HCV Core 1-120

Hepatitis C Virus (HCV) is a significant global health concern, affecting nearly 3% of the world’s population. It is a major cause of chronic hepatitis, cirrhosis, and hepatocellular carcinoma. The virus was first identified in 1989 and belongs to the Flaviviridae family. HCV is an enveloped single-stranded RNA virus with a genome of approximately 9.6 kb, flanked by untranslated regions (UTRs) at its 5’ and 3’ ends .

The HCV core protein is the first protein translated from the HCV genome and plays a crucial role in forming the viral nucleocapsid. The mature core protein is a 21-kDa protein that binds to the host-derived lipid membrane and HCV RNA . The core protein consists of the first 191 amino acids of the HCV polyprotein and can be divided into three domains based on hydrophobicity . Domain 1 (amino acids 1-117) contains mainly basic residues with two short hydrophobic regions .

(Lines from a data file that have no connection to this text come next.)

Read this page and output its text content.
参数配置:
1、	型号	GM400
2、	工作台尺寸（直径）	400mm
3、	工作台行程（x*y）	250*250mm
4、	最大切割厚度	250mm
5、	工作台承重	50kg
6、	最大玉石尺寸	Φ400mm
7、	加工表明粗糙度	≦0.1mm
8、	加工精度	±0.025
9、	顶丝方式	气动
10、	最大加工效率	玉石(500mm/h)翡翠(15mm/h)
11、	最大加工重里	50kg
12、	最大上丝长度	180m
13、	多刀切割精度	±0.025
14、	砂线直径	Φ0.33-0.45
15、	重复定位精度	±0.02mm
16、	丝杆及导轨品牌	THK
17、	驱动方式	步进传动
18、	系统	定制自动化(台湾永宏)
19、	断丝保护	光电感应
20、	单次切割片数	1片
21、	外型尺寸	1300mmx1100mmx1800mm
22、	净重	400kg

Recombinant HCV core proteins, particularly the N-terminal 120 amino acids, have been extensively studied for their ability to self-assemble into nucleocapsid-like particles. These particles exhibit a regular, spherical morphology with a diameter of approximately 60 nm . The self-assembly process requires structured RNA molecules, and the inclusion of the carboxy-terminal domain of the core protein can modify the assembly pathway .

The study of recombinant HCV core proteins provides valuable insights into the protein-protein and protein-RNA interactions critical for HCV assembly. These insights are essential for understanding the molecular details of HCV assembly and for developing high-throughput screening methods for assembly inhibitors . Additionally, the recombinant core protein’s ability to self-assemble into nucleocapsid-like particles offers novel opportunities for vaccine development and therapeutic interventions.